La préoccupation majeure dans l'aviation civile est la sécurité aérienne. L'approche et l'atterrissage étant les phases du vol les plus complexes et critiques, l'importance de les effectuer avec le maximum de dextérité domine. Une étude du bureau de la sécurité des transports du Canada effectuée de 2002 à 2011 révèle les taux d'accident en fonction des phases de vol, ces chiffres nous révèlent que l'atterrissage est en effet le moment le plus critique du vol :
Les compagnies aériennes et les avionneurs doivent résoudre le problème de la mauvaise visibilité pour les approches : à cause de mauvaises conditions météorologiques, des avions devaient souvent se dérouter vers d'autres aéroports ce qui n'était avantageux ni pour les compagnies, ni pour les passagers. De plus certains appareils n'avaient pas l'autonomie suffisante pour se dérouter vers un autre aérodrome ce qui pouvait parfois entraîner des situations très préoccupantes. Dans une interview de 1969, le vice président de la compagnie Air Inter, Robert Vergnaud, met en avant l'importance de la sécurité aérienne et de la ponctualité du transport :
Ainsi, nous allons montrer deux innovations, deux systèmes fonctionnant conjointement qui ont permis de sécuriser les approches et les atterrissages.

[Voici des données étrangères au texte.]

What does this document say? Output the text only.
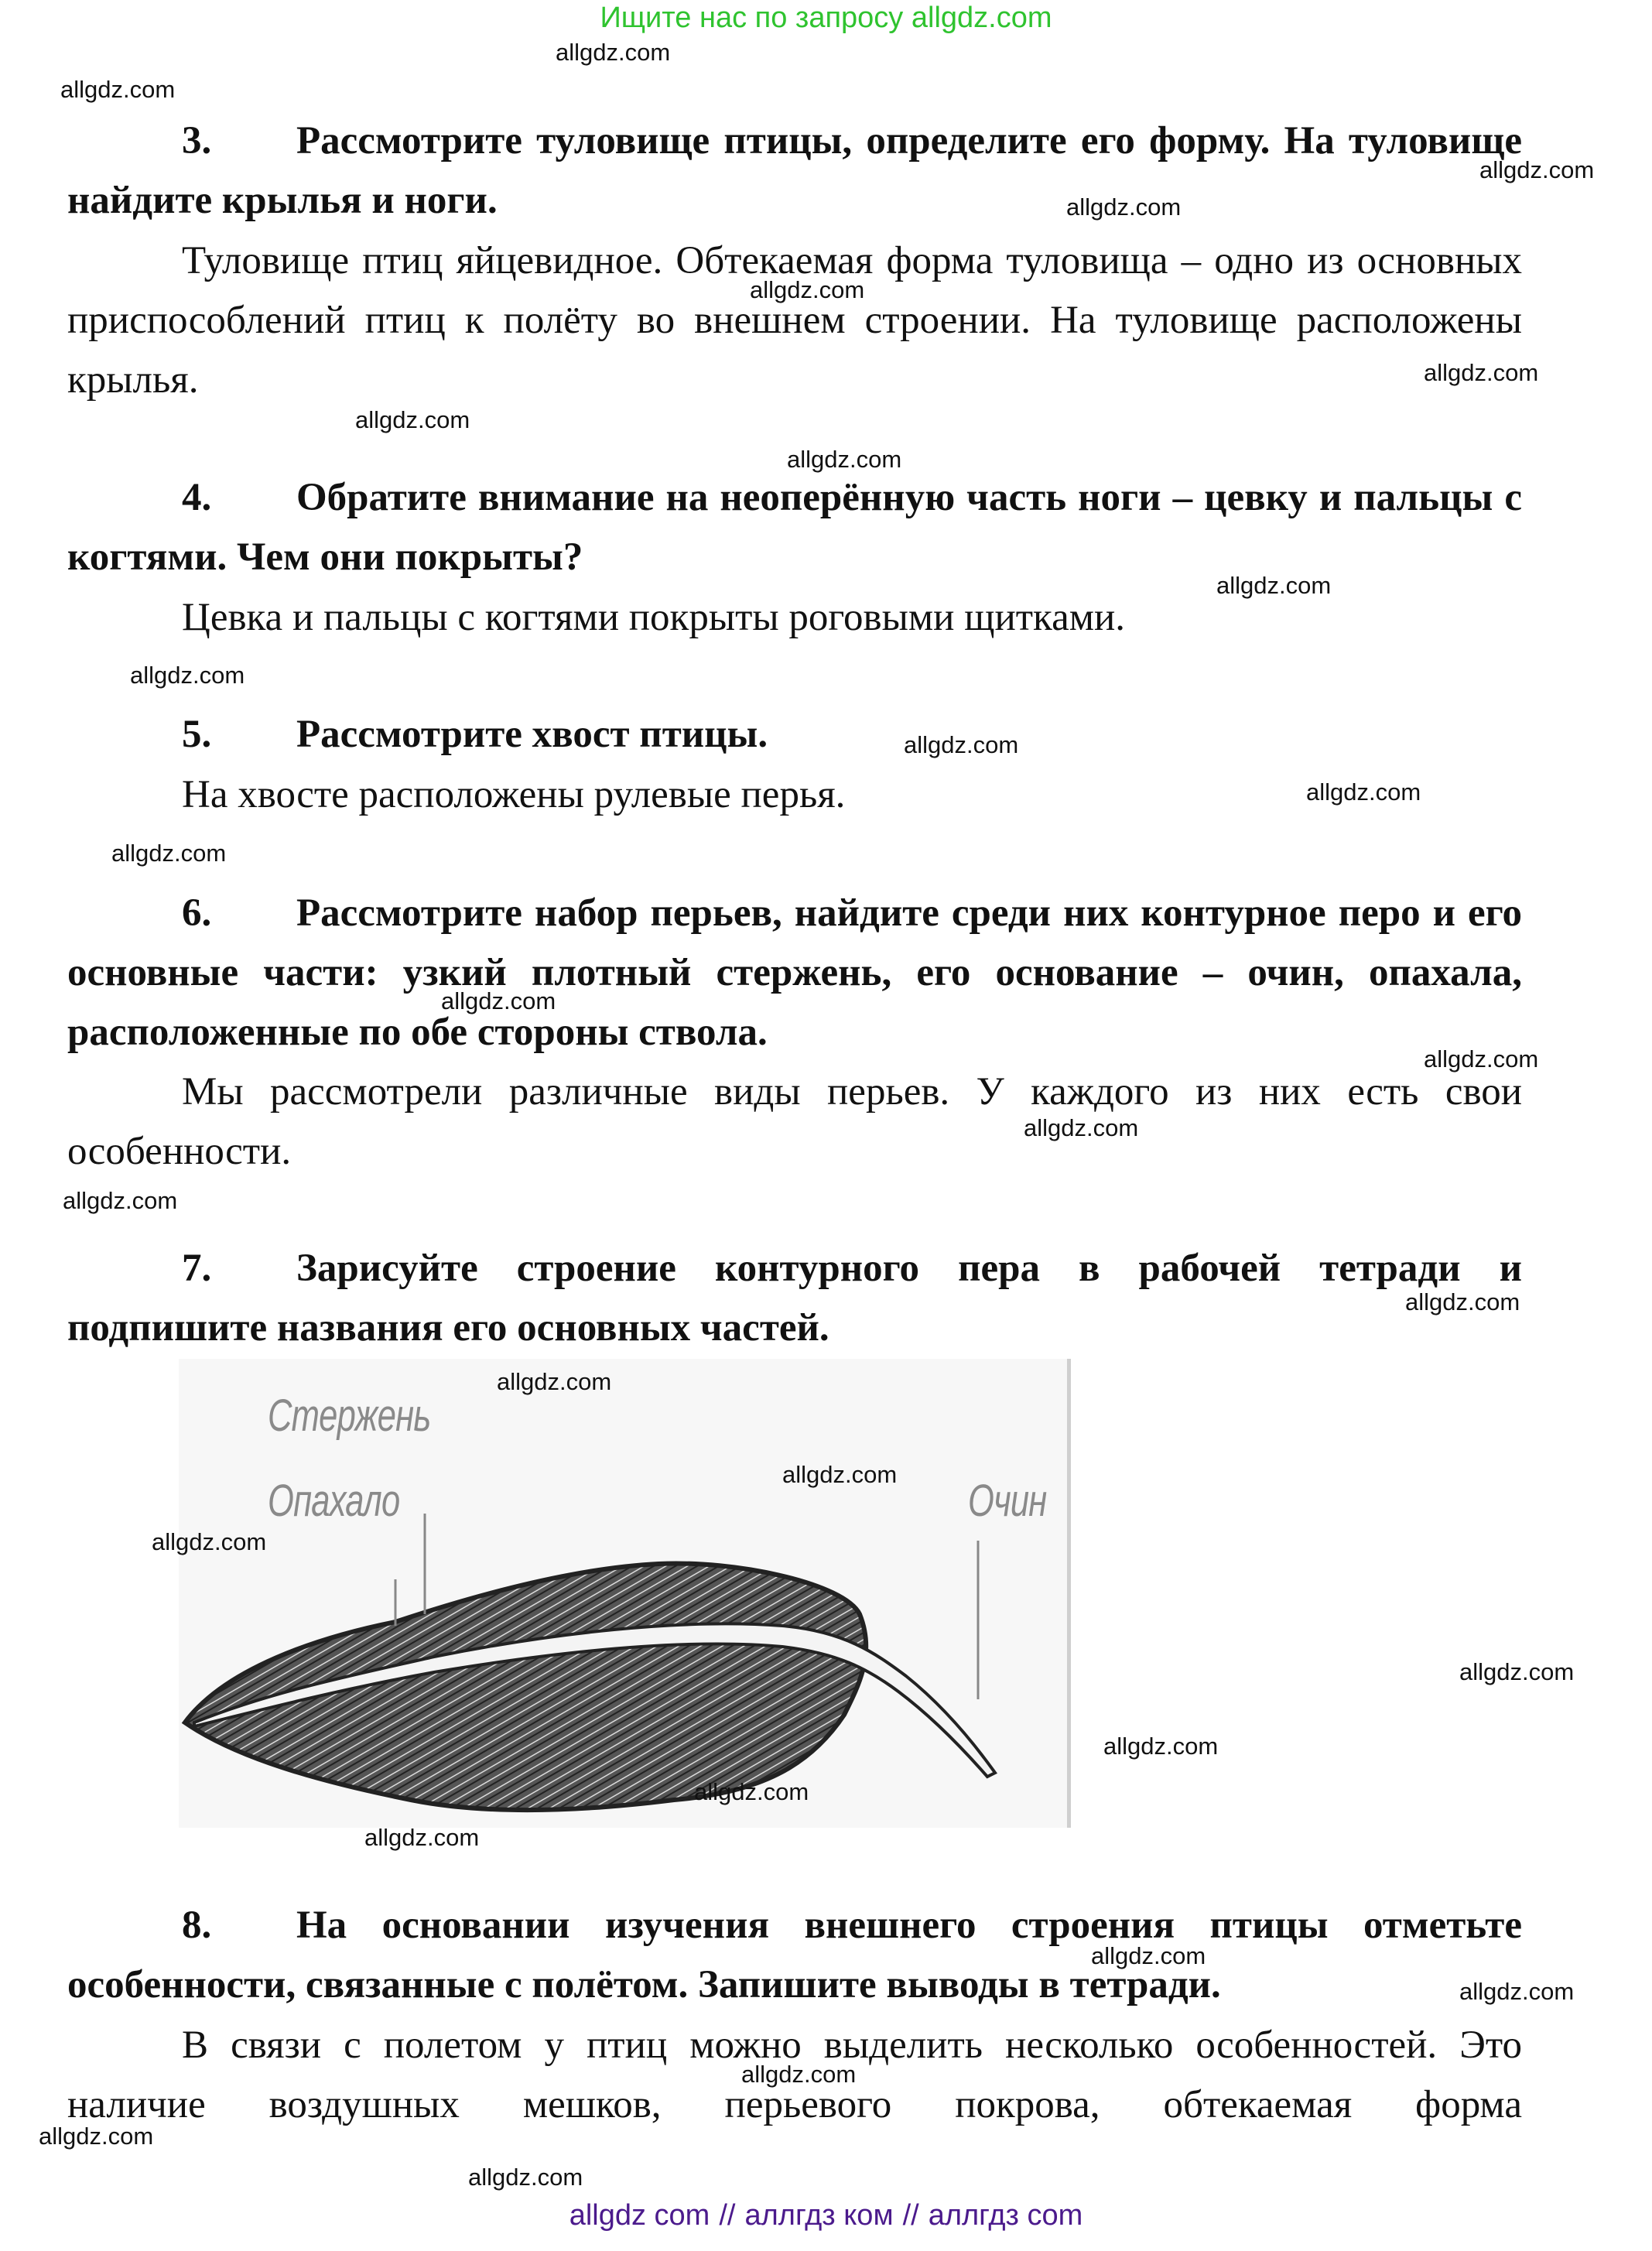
Ищите нас по запросу allgdz.com
3. Рассмотрите туловище птицы, определите его форму. На туловище найдите крылья и ноги.
Туловище птиц яйцевидное. Обтекаемая форма туловища – одно из основных приспособлений птиц к полёту во внешнем строении. На туловище расположены крылья.
4. Обратите внимание на неоперённую часть ноги – цевку и пальцы с когтями. Чем они покрыты?
Цевка и пальцы с когтями покрыты роговыми щитками.
5. Рассмотрите хвост птицы.
На хвосте расположены рулевые перья.
6. Рассмотрите набор перьев, найдите среди них контурное перо и его основные части: узкий плотный стержень, его основание – очин, опахала, расположенные по обе стороны ствола.
Мы рассмотрели различные виды перьев. У каждого из них есть свои особенности.
7. Зарисуйте строение контурного пера в рабочей тетради и подпишите названия его основных частей.
Стержень
Опахало	Очин
8. На основании изучения внешнего строения птицы отметьте особенности, связанные с полётом. Запишите выводы в тетради.
В связи с полетом у птиц можно выделить несколько особенностей. Это наличие воздушных мешков, перьевого покрова, обтекаемая форма
allgdz.com
allgdz.com
allgdz.com
allgdz.com
allgdz.com
allgdz.com
allgdz.com
allgdz.com
allgdz.com
allgdz.com
allgdz.com
allgdz.com
allgdz.com
allgdz.com
allgdz.com
allgdz.com
allgdz.com
allgdz.com
allgdz.com
allgdz.com
allgdz.com
allgdz.com
allgdz.com
allgdz.com
allgdz.com
allgdz.com
allgdz.com
allgdz.com
allgdz.com
allgdz.com
allgdz com // аллгдз ком // аллгдз com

Le système d'approche ILS et son fonctionnement :
Les premiers essais d'approches aux instruments ont été effectués aux Etats-Unis dès 1929. On appelle ces approches sans visibilité ainsi car les pilotes utilisent les instruments de leur cockpit pour pouvoir naviguer. Le 26 Janvier 1938, un Boeing 247D de la Pennsylvania Central Airlines fait route de Washington DC vers Pittsburgh. Pris dans une tempête de neige, il est le premier avion commercial à effectuer une approche ILS (Pour : Instrument Landing System).

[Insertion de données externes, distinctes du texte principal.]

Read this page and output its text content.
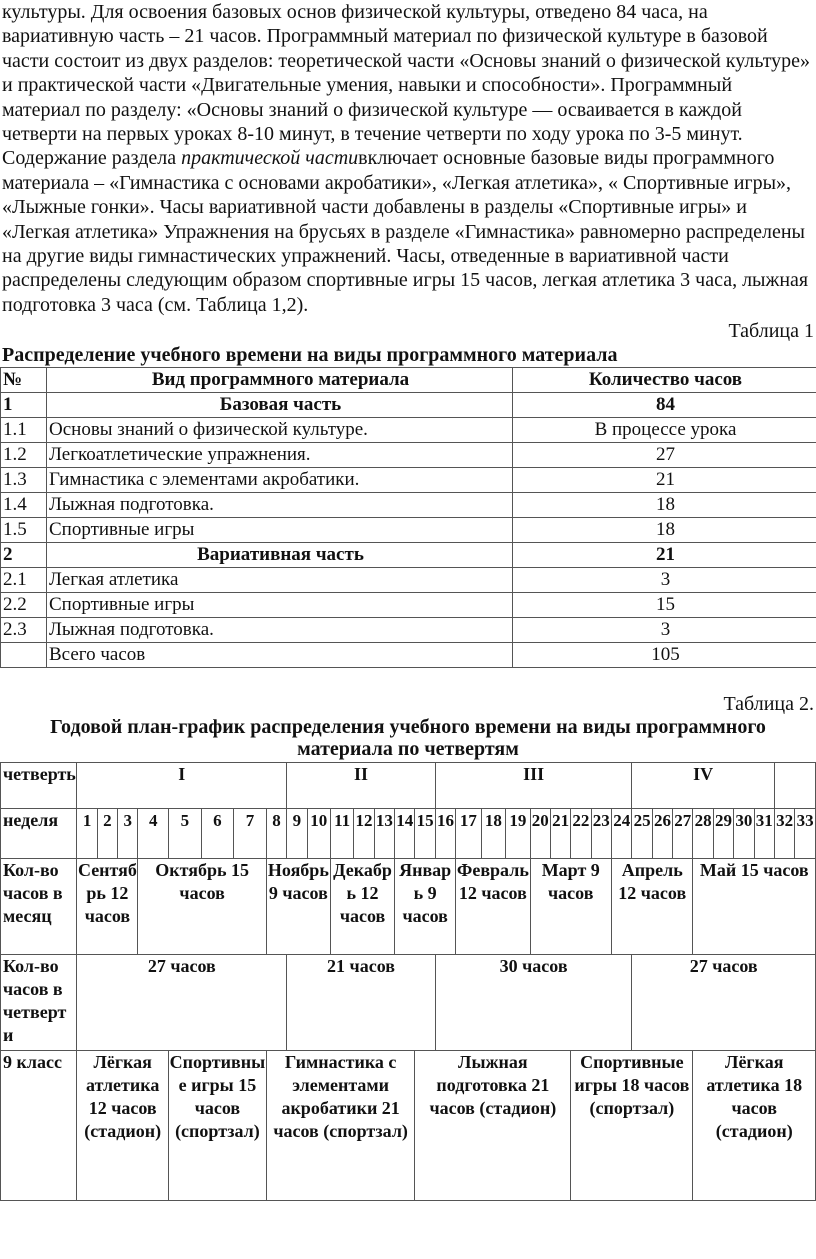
культуры. Для освоения базовых основ физической культуры, отведено 84 часа, на вариативную часть – 21 часов. Программный материал по физической культуре в базовой части состоит из двух разделов: теоретической части «Основы знаний о физической культуре» и практической части «Двигательные умения, навыки и способности». Программный материал по разделу: «Основы знаний о физической культуре — осваивается в каждой четверти на первых уроках 8-10 минут, в течение четверти по ходу урока по 3-5 минут. Содержание раздела практической частивключает основные базовые виды программного материала – «Гимнастика с основами акробатики», «Легкая атлетика», « Спортивные игры», «Лыжные гонки». Часы вариативной части добавлены в разделы «Спортивные игры» и «Легкая атлетика» Упражнения на брусьях в разделе «Гимнастика» равномерно распределены на другие виды гимнастических упражнений. Часы, отведенные в вариативной части распределены следующим образом спортивные игры 15 часов, легкая атлетика 3 часа, лыжная подготовка 3 часа (см. Таблица 1,2).

Таблица 1
Распределение учебного времени на виды программного материала
№	Вид программного материала	Количество часов
1	Базовая часть	84
1.1	Основы знаний о физической культуре.	В процессе урока
1.2	Легкоатлетические упражнения.	27
1.3	Гимнастика с элементами акробатики.	21
1.4	Лыжная подготовка.	18
1.5	Спортивные игры	18
2	Вариативная часть	21
2.1	Легкая атлетика	3
2.2	Спортивные игры	15
2.3	Лыжная подготовка.	3
	Всего часов	105
Таблица 2.
Годовой план-график распределения учебного времени на виды программного материала по четвертям
четверть	I								II							III									IV								
неделя	1	2	3	4	5	6	7	8	9	10	11	12	13	14	15	16	17	18	19	20	21	22	23	24	25	26	27	28	29	30	31	32	33
Кол-во часов в месяц	Сентябрь 12 часов			Октябрь 15 часов				Ноябрь 9 часов			Декабрь 12 часов			Январь 9 часов			Февраль 12 часов			Март 9 часов				Апрель 12 часов				Май 15 часов					
Кол-во часов в четверти	27 часов								21 часов							30 часов									27 часов								
9 класс	Лёгкая атлетика 12 часов (стадион)				Спортивные игры 15 часов (спортзал)			Гимнастика с элементами акробатики 21 часов (спортзал)							Лыжная подготовка 21 часов (стадион)							Спортивные игры 18 часов (спортзал)						Лёгкая атлетика 18 часов (стадион)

L’ILS, est un système qui utilise la radio-navigation pour permettre d’effectuer des approches dans des conditions de faible visibilité, principalement à cause du brouillard, d'un plafond bas (hauteur de la couche nuageuse) ou d'une tempête. L’ILS présente un système au sol qui fournit un guidage latéral et horizontal de précision à l’avion en approche. Chaque piste possède sa propre fréquence ILS et sa hauteur de décision minimum. La hauteur de décision est la hauteur minimum par rapport au sol à laquelle les pilotes doivent avoir un visuel sur la piste. Atteignant cette hauteur, ils décident de continuer ou non l’approche, auquel cas une remise des gaz s’impose. Le système ILS d’un avion est la plupart du temps couplé au pilote automatique, l’approche peut donc être effectuée automatiquement (avec les vérifications et réglages du pilote automatique nécessaires ).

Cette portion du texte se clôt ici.